The percentage of rational numbers in any non-trivial interval of the real numbers (so in particular in $[a,b]$) is $0$. Your particular formulation of that statement does not make sense, however. Except in the trivial case $a=b$, both $S_1$ and $S_2$ will be infinite, and so the expression $\frac{|S_1|}{|S_1|+|S_2|}$ is non-sensical. Furthermore, you'll note that this implies that the result has nothing to do with your choices of $a$ and $b$ so long as they are not the same.

The correct way to formulate this statement is using Lebesgue measure. Precisely, let $a<b$. Then, $m(\mathbb{Q}\cap [a,b])=0$, where $m$ is Lebesgue (outer) measure.

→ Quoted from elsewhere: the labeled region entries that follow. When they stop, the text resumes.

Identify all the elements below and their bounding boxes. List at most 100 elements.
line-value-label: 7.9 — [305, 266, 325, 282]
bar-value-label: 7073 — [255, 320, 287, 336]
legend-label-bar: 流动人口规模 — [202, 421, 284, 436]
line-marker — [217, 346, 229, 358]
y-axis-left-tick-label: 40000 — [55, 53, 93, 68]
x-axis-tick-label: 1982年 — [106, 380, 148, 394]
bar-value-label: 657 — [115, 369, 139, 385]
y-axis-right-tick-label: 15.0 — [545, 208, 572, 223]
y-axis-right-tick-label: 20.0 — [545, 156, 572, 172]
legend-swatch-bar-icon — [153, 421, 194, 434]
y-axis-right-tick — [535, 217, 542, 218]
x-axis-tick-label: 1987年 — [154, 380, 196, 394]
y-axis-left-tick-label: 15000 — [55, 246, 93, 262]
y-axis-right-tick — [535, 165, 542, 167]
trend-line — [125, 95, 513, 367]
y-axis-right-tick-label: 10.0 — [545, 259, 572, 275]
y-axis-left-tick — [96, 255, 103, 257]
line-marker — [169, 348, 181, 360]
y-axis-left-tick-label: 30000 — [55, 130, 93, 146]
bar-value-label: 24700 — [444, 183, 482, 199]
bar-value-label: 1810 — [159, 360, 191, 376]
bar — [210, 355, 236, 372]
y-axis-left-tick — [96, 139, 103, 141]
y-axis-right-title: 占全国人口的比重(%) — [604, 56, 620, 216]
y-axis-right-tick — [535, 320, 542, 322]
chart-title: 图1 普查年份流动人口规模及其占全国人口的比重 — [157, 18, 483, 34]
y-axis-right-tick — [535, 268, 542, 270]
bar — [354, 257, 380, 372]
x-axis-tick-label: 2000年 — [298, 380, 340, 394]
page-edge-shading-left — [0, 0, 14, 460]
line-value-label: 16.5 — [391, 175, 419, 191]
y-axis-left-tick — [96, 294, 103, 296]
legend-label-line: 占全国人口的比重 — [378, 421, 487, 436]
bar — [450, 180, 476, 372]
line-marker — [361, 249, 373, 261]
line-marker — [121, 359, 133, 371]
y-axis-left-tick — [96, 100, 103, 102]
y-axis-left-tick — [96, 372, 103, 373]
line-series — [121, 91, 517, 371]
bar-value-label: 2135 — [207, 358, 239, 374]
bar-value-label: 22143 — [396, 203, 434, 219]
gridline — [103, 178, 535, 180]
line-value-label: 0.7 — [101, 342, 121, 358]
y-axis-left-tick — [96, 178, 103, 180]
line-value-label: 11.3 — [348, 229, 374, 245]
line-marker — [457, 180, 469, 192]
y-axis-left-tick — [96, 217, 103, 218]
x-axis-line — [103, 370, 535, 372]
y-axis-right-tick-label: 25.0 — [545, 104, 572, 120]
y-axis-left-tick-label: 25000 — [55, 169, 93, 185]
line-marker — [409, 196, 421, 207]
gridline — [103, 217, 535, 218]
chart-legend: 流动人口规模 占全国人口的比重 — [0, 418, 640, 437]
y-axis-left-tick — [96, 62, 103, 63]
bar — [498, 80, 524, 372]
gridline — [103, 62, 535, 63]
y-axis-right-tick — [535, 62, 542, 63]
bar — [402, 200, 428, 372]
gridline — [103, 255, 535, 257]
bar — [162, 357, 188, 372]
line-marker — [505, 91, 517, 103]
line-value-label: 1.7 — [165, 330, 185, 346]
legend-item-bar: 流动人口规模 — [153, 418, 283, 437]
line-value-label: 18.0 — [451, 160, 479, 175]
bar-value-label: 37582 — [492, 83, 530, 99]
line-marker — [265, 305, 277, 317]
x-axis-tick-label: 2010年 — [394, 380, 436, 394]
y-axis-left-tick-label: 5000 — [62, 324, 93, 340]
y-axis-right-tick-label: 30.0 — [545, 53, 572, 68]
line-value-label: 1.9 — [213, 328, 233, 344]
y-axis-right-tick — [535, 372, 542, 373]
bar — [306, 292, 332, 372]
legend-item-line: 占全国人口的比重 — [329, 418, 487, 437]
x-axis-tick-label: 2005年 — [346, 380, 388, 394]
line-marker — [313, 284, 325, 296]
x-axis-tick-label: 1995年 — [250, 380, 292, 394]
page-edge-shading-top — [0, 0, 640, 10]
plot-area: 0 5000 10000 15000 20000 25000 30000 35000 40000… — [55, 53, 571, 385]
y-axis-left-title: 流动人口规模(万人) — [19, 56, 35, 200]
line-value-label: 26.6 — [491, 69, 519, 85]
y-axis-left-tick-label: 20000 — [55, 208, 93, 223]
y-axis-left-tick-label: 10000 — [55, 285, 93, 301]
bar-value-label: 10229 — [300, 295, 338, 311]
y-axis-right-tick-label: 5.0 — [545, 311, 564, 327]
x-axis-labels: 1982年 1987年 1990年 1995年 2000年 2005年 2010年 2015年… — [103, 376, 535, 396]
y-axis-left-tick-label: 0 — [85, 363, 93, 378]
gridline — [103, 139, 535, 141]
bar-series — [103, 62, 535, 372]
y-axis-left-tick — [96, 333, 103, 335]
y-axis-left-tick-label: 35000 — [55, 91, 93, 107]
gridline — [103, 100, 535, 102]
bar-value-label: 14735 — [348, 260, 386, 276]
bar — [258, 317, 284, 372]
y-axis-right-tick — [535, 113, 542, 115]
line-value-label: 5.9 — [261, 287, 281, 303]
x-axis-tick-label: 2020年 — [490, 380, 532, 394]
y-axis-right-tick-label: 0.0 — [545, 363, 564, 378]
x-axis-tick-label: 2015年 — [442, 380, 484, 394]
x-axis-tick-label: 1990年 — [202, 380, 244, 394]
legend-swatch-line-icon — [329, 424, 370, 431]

To prove this, let $\varepsilon >0$, let $\{ r_k:k\in \mathbb{N}\}$ be an enumeration of the rationals in $[a,b]$, and consider the open balls $B_{\varepsilon /2^k}(r_k)$. Then, the rationals in $\mathbb{Q}$ are contained in these open balls, the sum of whose measures (by definition) is $2\cdot \sum _{k=0}^\infty \frac{\varepsilon}{2^k}=4\varepsilon$. As $\varepsilon$ is arbitrary, this shows that $m(\mathbb{Q}\cap [a,b])=0$.

I guess technically you would need to know the definition of Lebesgue measure to see that this is actually a proof, but at the very least I think this makes the intuition clear that any reasonable definition of measure should have $m(\mathbb{Q})=0$.

The question as you've stated it isn't meaningful, because there is no operation of dividing infinite cardinals.

A sensible alternative question would be to ask about the Lebesgue measure of $A \cap \mathbb{Q}$ and $A$, and those are $0$ and $b-a$, respectively. As long as $b > a$, the ratio will be zero, though this wasn't what you were asking.

Measure in one dimension is analogous to length, although here we're talking about the "length" of a highly irregular subset.